Revelação Surpreendente: Flávio Bolsonaro Faz Nova Declaração Sobre Passos de Adélio Antes do Atentado
Alguns acontecimentos políticos continuam gerando debates mesmo anos depois de terem ocorrido. O atentado sofrido por Jair Bolsonaro durante a campanha presidencial de 2018 é um desses episódios que ainda desperta questionamentos, declarações e diferentes interpretações sobre os fatos.
Durante uma entrevista coletiva realizada para confirmar a pré-candidatura de seu irmão, Carlos Bolsonaro, ao Senado por Santa Catarina, o senador Flávio Bolsonaro voltou a comentar o caso envolvendo Adélio Bispo de Oliveira. Segundo ele, o autor da facada contra o ex-presidente teria frequentado um clube de tiro em Santa Catarina e, na visão da família Bolsonaro, estaria observando ou acompanhando a rotina de Carlos meses antes do atentado.
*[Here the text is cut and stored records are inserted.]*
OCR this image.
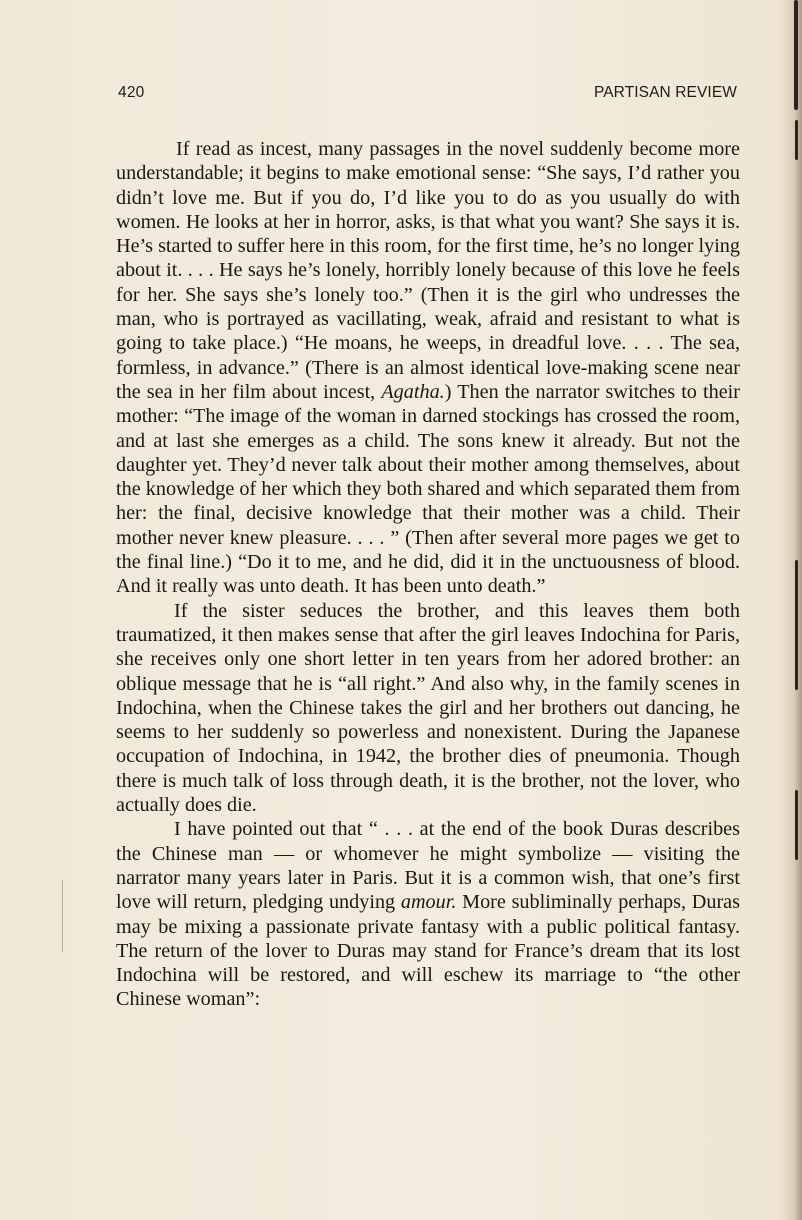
420	PARTISAN REVIEW

If read as incest, many passages in the novel suddenly become more understandable; it begins to make emotional sense: “She says, I’d rather you didn’t love me. But if you do, I’d like you to do as you usually do with women. He looks at her in horror, asks, is that what you want? She says it is. He’s started to suffer here in this room, for the first time, he’s no longer lying about it. . . . He says he’s lonely, horribly lonely because of this love he feels for her. She says she’s lonely too.” (Then it is the girl who undresses the man, who is portrayed as vacillating, weak, afraid and resistant to what is going to take place.) “He moans, he weeps, in dreadful love. . . . The sea, formless, in advance.” (There is an almost identical love-making scene near the sea in her film about incest, Agatha.) Then the narrator switches to their mother: “The image of the woman in darned stockings has crossed the room, and at last she emerges as a child. The sons knew it already. But not the daughter yet. They’d never talk about their mother among themselves, about the knowledge of her which they both shared and which separated them from her: the final, decisive knowledge that their mother was a child. Their mother never knew pleasure. . . . ” (Then after several more pages we get to the final line.) “Do it to me, and he did, did it in the unctuousness of blood. And it really was unto death. It has been unto death.”

If the sister seduces the brother, and this leaves them both traumatized, it then makes sense that after the girl leaves Indochina for Paris, she receives only one short letter in ten years from her adored brother: an oblique message that he is “all right.” And also why, in the family scenes in Indochina, when the Chinese takes the girl and her brothers out dancing, he seems to her suddenly so powerless and nonexistent. During the Japanese occupation of Indochina, in 1942, the brother dies of pneumonia. Though there is much talk of loss through death, it is the brother, not the lover, who actually does die.

I have pointed out that “ . . . at the end of the book Duras describes the Chinese man — or whomever he might symbolize — visiting the narrator many years later in Paris. But it is a common wish, that one’s first love will return, pledging undying amour. More subliminally perhaps, Duras may be mixing a passionate private fantasy with a public political fantasy. The return of the lover to Duras may stand for France’s dream that its lost Indochina will be restored, and will eschew its marriage to “the other Chinese woman”:
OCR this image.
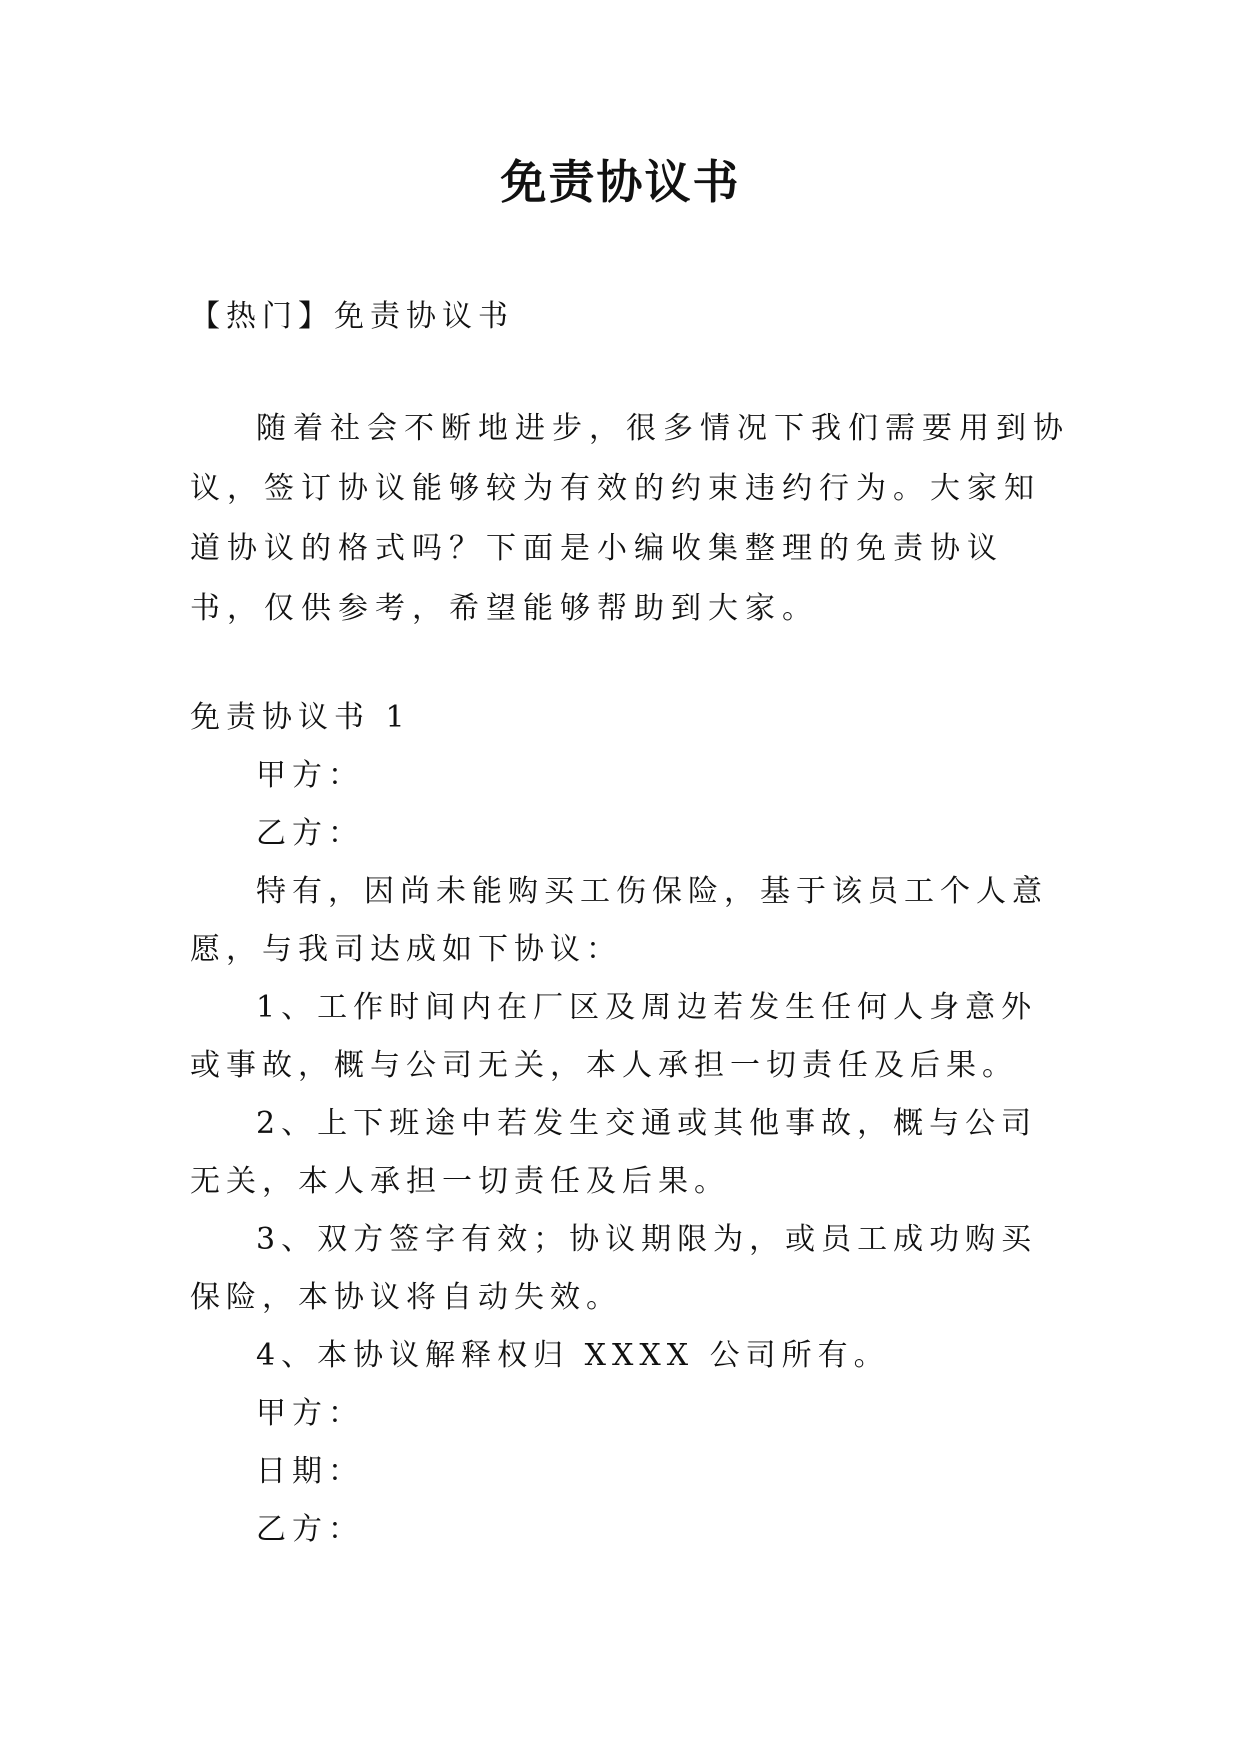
免责协议书

【热门】免责协议书

随着社会不断地进步，很多情况下我们需要用到协议，签订协议能够较为有效的约束违约行为。大家知道协议的格式吗？下面是小编收集整理的免责协议书，仅供参考，希望能够帮助到大家。

免责协议书 1

甲方：

乙方：

特有，因尚未能购买工伤保险，基于该员工个人意愿，与我司达成如下协议：

1、工作时间内在厂区及周边若发生任何人身意外或事故，概与公司无关，本人承担一切责任及后果。

2、上下班途中若发生交通或其他事故，概与公司无关，本人承担一切责任及后果。

3、双方签字有效；协议期限为，或员工成功购买保险，本协议将自动失效。

4、本协议解释权归 XXXX 公司所有。

甲方：

日期：

乙方：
A declaração foi utilizada por Flávio para destacar a ligação de Carlos com o estado catarinense, onde pretende disputar uma vaga no Senado. De acordo com o senador, a presença de Adélio no local reforçaria suspeitas antigas da família de que o agressor acompanhava os passos dos Bolsonaro antes do ataque ocorrido em setembro de 2018.
O atentado aconteceu em Juiz de Fora, Minas Gerais, durante um ato de campanha de Jair Bolsonaro à Presidência da República. Na ocasião, Adélio Bispo foi preso em flagrante após atingir o então candidato com uma faca. O caso teve enorme repercussão nacional e passou a ser alvo de diversas investigações.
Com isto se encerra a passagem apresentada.